Get Him to the Greek is a 2010 American comedy film written, produced and directed by Nicholas Stoller and starring Russell Brand and Jonah Hill. Released on June 4, 2010, the film is a spin-off sequel of Stoller's 2008 film Forgetting Sarah Marshall, reuniting director Stoller with stars Hill and Brand and producer Judd Apatow. Brand reprises his role as character Aldous Snow from Forgetting Sarah Marshall, while Hill plays an entirely new character referred to as Aaron Green instead of Matthew Van Der Wyk. The film also stars Elisabeth Moss, Rose Byrne, Sean "Diddy" Combs, and Colm Meaney.

Plot
In 2009, British rock star Aldous Snow releases his new album and a titular single, "African Child", which is a commercial and critical failure. In an interview, his girlfriend, pop star Jackie Q, drunkenly declares they have a boring life.
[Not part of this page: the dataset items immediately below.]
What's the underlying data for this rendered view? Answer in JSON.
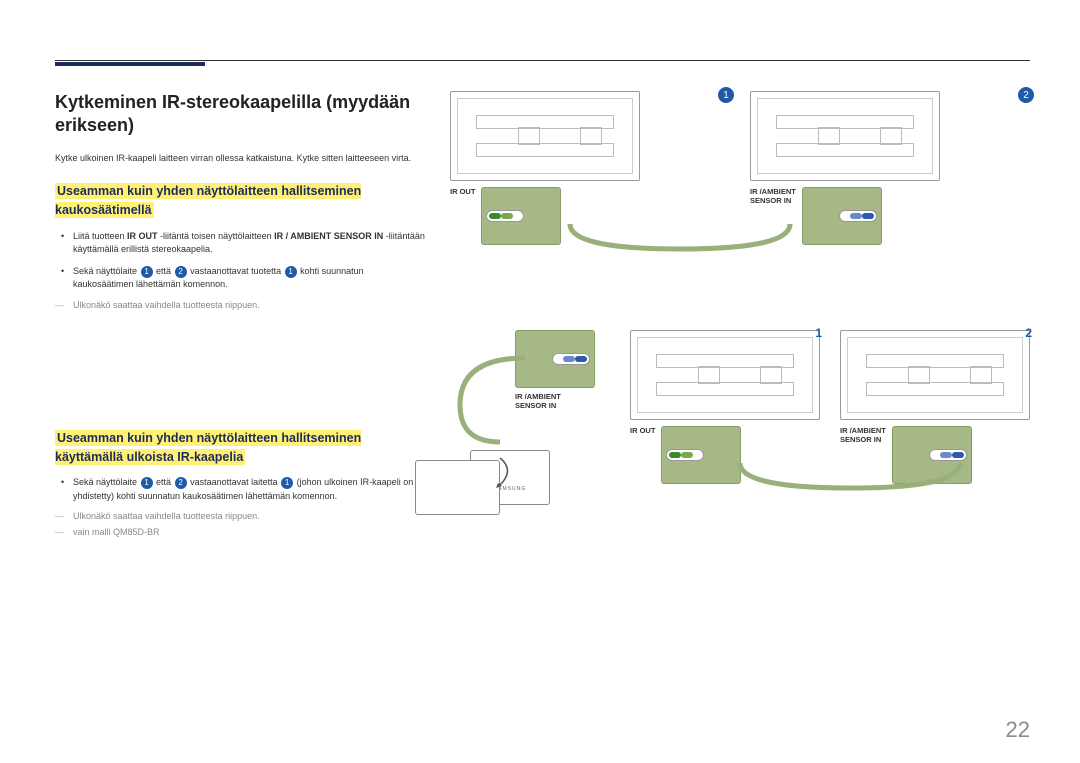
{
  "page_number": "22",
  "title": "Kytkeminen IR-stereokaapelilla (myydään erikseen)",
  "intro": "Kytke ulkoinen IR-kaapeli laitteen virran ollessa katkaistuna. Kytke sitten laitteeseen virta.",
  "section1": {
    "heading": "Useamman kuin yhden näyttölaitteen hallitseminen kaukosäätimellä",
    "bullets": [
      {
        "pre": "Liitä tuotteen ",
        "b1": "IR OUT",
        "mid2": " -liitäntä toisen näyttölaitteen ",
        "b2": "IR / AMBIENT SENSOR IN",
        "post": " -liitäntään käyttämällä erillistä stereokaapelia."
      },
      {
        "pre": "Sekä näyttölaite ",
        "ref1": "1",
        "mid1": " että ",
        "ref2": "2",
        "mid2": " vastaanottavat tuotetta ",
        "ref3": "1",
        "post": " kohti suunnatun kaukosäätimen lähettämän komennon."
      }
    ],
    "note": "Ulkonäkö saattaa vaihdella tuotteesta riippuen."
  },
  "section2": {
    "heading": "Useamman kuin yhden näyttölaitteen hallitseminen käyttämällä ulkoista IR-kaapelia",
    "bullets": [
      {
        "pre": "Sekä näyttölaite ",
        "ref1": "1",
        "mid1": " että ",
        "ref2": "2",
        "mid2": " vastaanottavat laitetta ",
        "ref3": "1",
        "post": " (johon ulkoinen IR-kaapeli on yhdistetty) kohti suunnatun kaukosäätimen lähettämän komennon."
      }
    ],
    "note1": "Ulkonäkö saattaa vaihdella tuotteesta riippuen.",
    "note2": "vain malli QM85D-BR"
  },
  "labels": {
    "ir_out": "IR OUT",
    "ir_ambient": "IR /AMBIENT",
    "sensor_in": "SENSOR IN",
    "badge1": "1",
    "badge2": "2",
    "samsung": "SAMSUNG"
  }
}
Aldous relapses, ending their relationship and losing custody of his son, Naples.

Meanwhile, in Los Angeles, Aaron Green is a talent scout at Pinnacle Records, living with his girlfriend Daphne, who is completing a medical residency at a local hospital. Pinnacle is performing poorly, and the head of the company, Sergio Roma, asks for ideas. Aaron suggests Aldous play at the Greek Theatre on the tenth anniversary of a performance there in 1999.

Sergio sends Aaron to London to escort Aldous to Los Angeles. Daphne informs Aaron that she has received a residency job offer in Seattle and that they are moving there. They argue and seemingly break up. Aaron meets Aldous and learns that he had not been expecting him, thinking that the concert was not for two months. They bar-hop across the city as Aaron tries to get Aldous to catch a flight to New York City.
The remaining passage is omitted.